In the last year—no in the last six months—the nature of the relationship of the Internet to the supply chain has changed. Back then, when we talked about E-commerce, we were talking about business-to-consumer (B2C). Today when talk about E-commerce, we are talking about business-to-business (B2B). (Have you noticed, that as we approach the end of the millennium we have started to run out of TLAs [three-letter acronyms]? We are now using numbers.) The definition of supply chain management also has changed substantially. Much of the supply chain literature today leads you to believe that the supply chain resides primarily within a company. The APICS Dictionary gives its definition as "(1) the processes from the initial raw materials to the ultimate consumption of the finished product linking across supplier-user companies; (2) the functions within and outside a company that enable the value chain to make products and provide services to the customer." The functionality provided by E-commerce has expanded the scope of the supply chain to the point where it extends from the final customer to the initial vendor. In other words, we might call the new supply chain model "ashes to ashes, dust to dust." We will look at the impact of these shifts in greater detail later.
Before we can try to identify where we are going in the future, we first must understand the past. Therefore, let us look at the history of both the Internet and of electronic data interchange (EDI). It might surprise many of you to find out that the Internet is in fact older than EDI.
History of Electronic Data Interchange
EDI was developed in the '70s and received its greatest boost when personal computers became readily available. This was because the early systems required mainframes and a third party to provide communications. With the availability of PCs, that all changed. EDI has been used to support the automotive industry, but it was shown to have value in other industries. It has grown to support most types of transactions that occur between companies.
• It is here and it works: this is one of the strongest things that can be said about a system—any system. Why turn your back on something that works, and something that works reasonably well? The Ford Model T works well, but it does not give us the utility that more modem automobiles provide. Many of us would like to own one, but few would want to drive one as their primary vehicle.
•Long-established relationships: the trading partnerships that EDI requires have been long established. These trading partnerships work; no development or training is necessary.
•Inflexible: one of the major negatives affecting EDI is that it is inflexible. Many "futurists" suggest that the only way to survive in the next century is to be flexible. They believ e, as I do, that those companies and systems that are not flexible will not survive.
•Limited application: EDI has limited application, because of its very nature. It is limited to specific trading partner relationships—only those companies with established relationships can communicate. This works well if you have a fixed number of vendors or customers. If you do not, it is possible that time and small customers are overlooked. Marketing opportunities have been and will continue to be missed. This may be overcome with the use of new technologies that provide an Internet front end to EDI.
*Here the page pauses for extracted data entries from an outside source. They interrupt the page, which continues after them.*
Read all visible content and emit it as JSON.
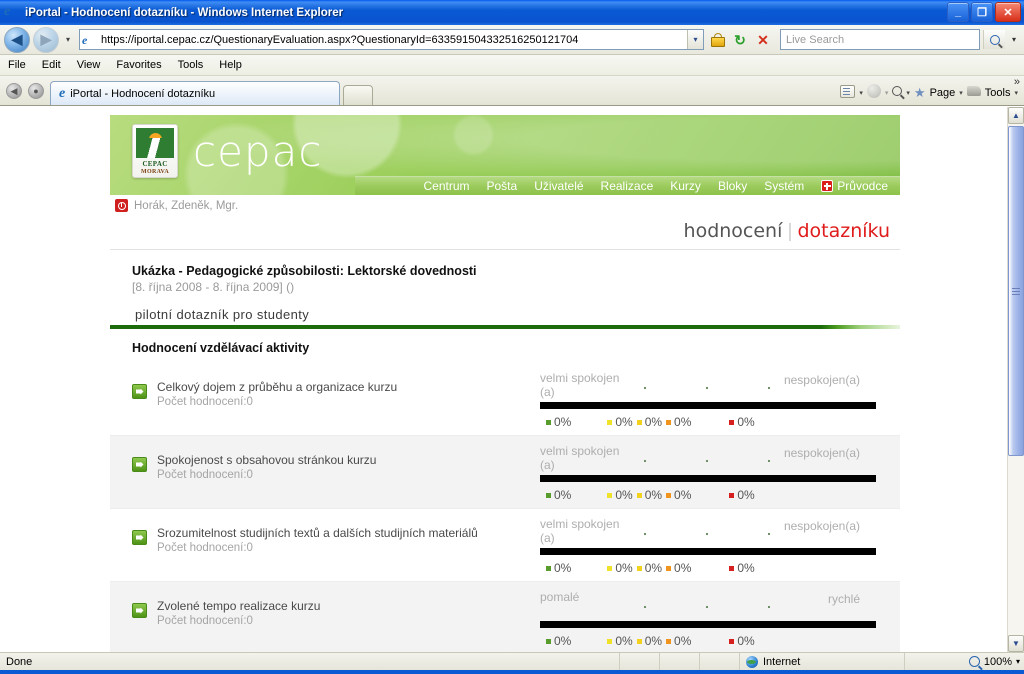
{
  "window": {
    "title": "iPortal - Hodnocení dotazníku - Windows Internet Explorer",
    "minimize_label": "_",
    "restore_label": "❐",
    "close_label": "✕"
  },
  "browser": {
    "back_label": "◀",
    "forward_label": "▶",
    "history_caret": "▾",
    "url": "https://iportal.cepac.cz/QuestionaryEvaluation.aspx?QuestionaryId=633591504332516250121704",
    "url_dropdown_caret": "▾",
    "lock_icon": "lock-icon",
    "refresh_label": "↻",
    "stop_label": "✕",
    "search_placeholder": "Live Search",
    "search_go_icon": "magnifier-icon",
    "search_caret": "▾",
    "menu": [
      "File",
      "Edit",
      "View",
      "Favorites",
      "Tools",
      "Help"
    ],
    "tab_back_label": "◀",
    "tab_recent_label": "●",
    "tab_title": "iPortal - Hodnocení dotazníku",
    "toolbar": {
      "feed_caret": "▾",
      "print_caret": "▾",
      "search_caret": "▾",
      "page_label": "Page",
      "page_caret": "▾",
      "tools_label": "Tools",
      "tools_caret": "▾",
      "overflow_label": "»"
    }
  },
  "statusbar": {
    "status": "Done",
    "zone": "Internet",
    "zoom": "100%",
    "zoom_caret": "▾"
  },
  "site": {
    "logo_word": "cepac",
    "logo_badge_line1": "CEPAC",
    "logo_badge_line2": "MORAVA",
    "nav": [
      {
        "label": "Centrum"
      },
      {
        "label": "Pošta"
      },
      {
        "label": "Uživatelé"
      },
      {
        "label": "Realizace"
      },
      {
        "label": "Kurzy"
      },
      {
        "label": "Bloky"
      },
      {
        "label": "Systém"
      }
    ],
    "nav_guide": "Průvodce",
    "user": "Horák, Zdeněk, Mgr."
  },
  "breadcrumb": {
    "primary": "hodnocení",
    "separator": "|",
    "secondary": "dotazníku"
  },
  "activity": {
    "title": "Ukázka - Pedagogické způsobilosti:  Lektorské dovednosti",
    "period": "[8. října 2008 - 8. října 2009] ()"
  },
  "questionnaire": {
    "name": "pilotní dotazník pro studenty",
    "section_title": "Hodnocení vzdělávací aktivity"
  },
  "scale_colors": [
    "#5a9b2e",
    "#f0e22a",
    "#f2d21c",
    "#f0941e",
    "#d61f1f"
  ],
  "questions": [
    {
      "text": "Celkový dojem z průběhu a organizace kurzu",
      "count_label": "Počet hodnocení:0",
      "left_label": "velmi spokojen (a)",
      "right_label": "nespokojen(a)",
      "values": [
        "0%",
        "0%",
        "0%",
        "0%",
        "0%"
      ]
    },
    {
      "text": "Spokojenost s obsahovou stránkou kurzu",
      "count_label": "Počet hodnocení:0",
      "left_label": "velmi spokojen (a)",
      "right_label": "nespokojen(a)",
      "values": [
        "0%",
        "0%",
        "0%",
        "0%",
        "0%"
      ]
    },
    {
      "text": "Srozumitelnost studijních textů a dalších studijních materiálů",
      "count_label": "Počet hodnocení:0",
      "left_label": "velmi spokojen (a)",
      "right_label": "nespokojen(a)",
      "values": [
        "0%",
        "0%",
        "0%",
        "0%",
        "0%"
      ]
    },
    {
      "text": "Zvolené tempo realizace kurzu",
      "count_label": "Počet hodnocení:0",
      "left_label": "pomalé",
      "right_label": "rychlé",
      "values": [
        "0%",
        "0%",
        "0%",
        "0%",
        "0%"
      ]
    }
  ]
}
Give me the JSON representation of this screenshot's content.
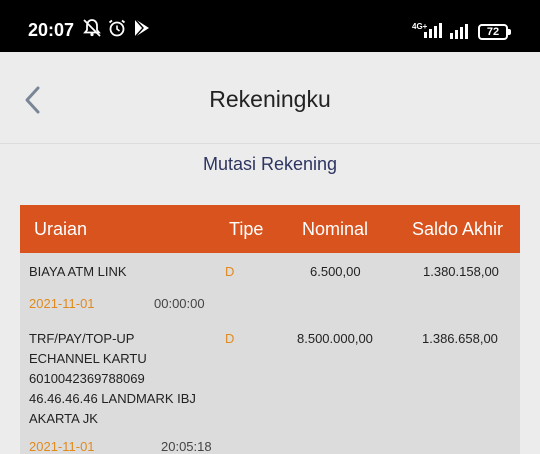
{
  "status_bar": {
    "time": "20:07",
    "network": "4G+",
    "battery": "72"
  },
  "header": {
    "title": "Rekeningku"
  },
  "section": {
    "title": "Mutasi Rekening"
  },
  "table": {
    "columns": [
      "Uraian",
      "Tipe",
      "Nominal",
      "Saldo Akhir"
    ],
    "rows": [
      {
        "uraian": "BIAYA ATM LINK",
        "tipe": "D",
        "nominal": "6.500,00",
        "saldo": "1.380.158,00",
        "date": "2021-11-01",
        "time": "00:00:00"
      },
      {
        "uraian_lines": [
          "TRF/PAY/TOP-UP",
          "ECHANNEL KARTU",
          "6010042369788069",
          "46.46.46.46 LANDMARK IBJ",
          "AKARTA JK"
        ],
        "tipe": "D",
        "nominal": "8.500.000,00",
        "saldo": "1.386.658,00",
        "date": "2021-11-01",
        "time": "20:05:18"
      }
    ]
  },
  "colors": {
    "accent": "#d9531e",
    "date": "#e08a1e",
    "title": "#2e3560"
  }
}
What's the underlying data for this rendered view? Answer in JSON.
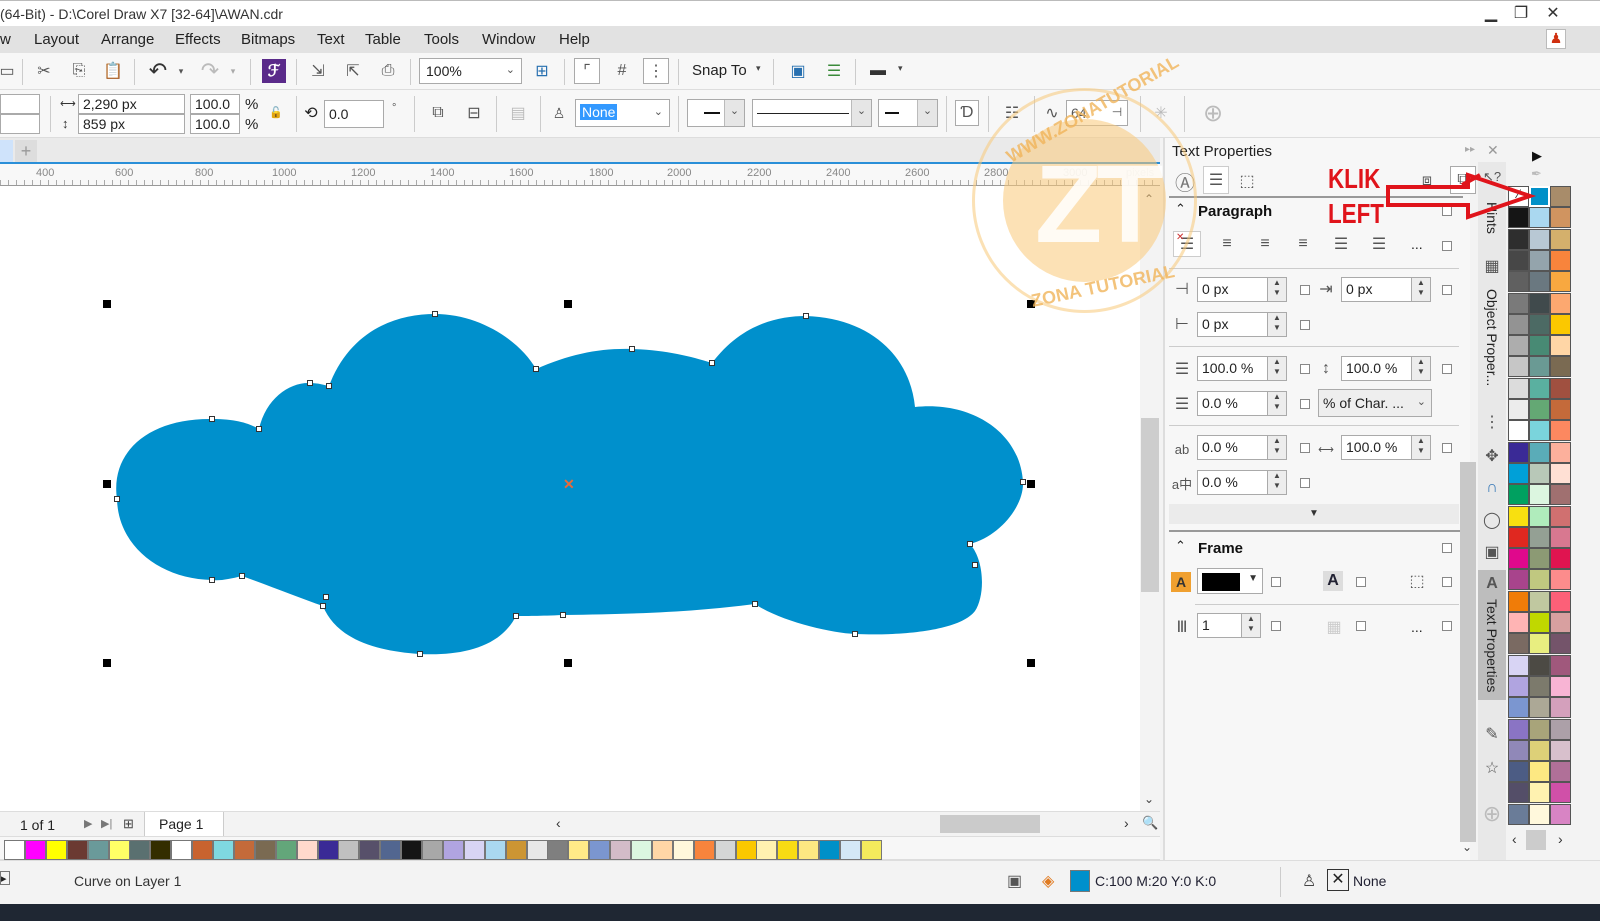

As a result of the two issues above, EDI has not grown significantly. It has narrow market application. With the onset of the Internet, I do not expect that EDI will penetrate many new markets. This will be addressed in greater detail later in this article.
EDI is currently used extensively in the automotive and retail areas of our economy. It will continue to be used, but application will be limited because of its inability to change. The trading partner relationships will limit the ability for EDI to change rapidly.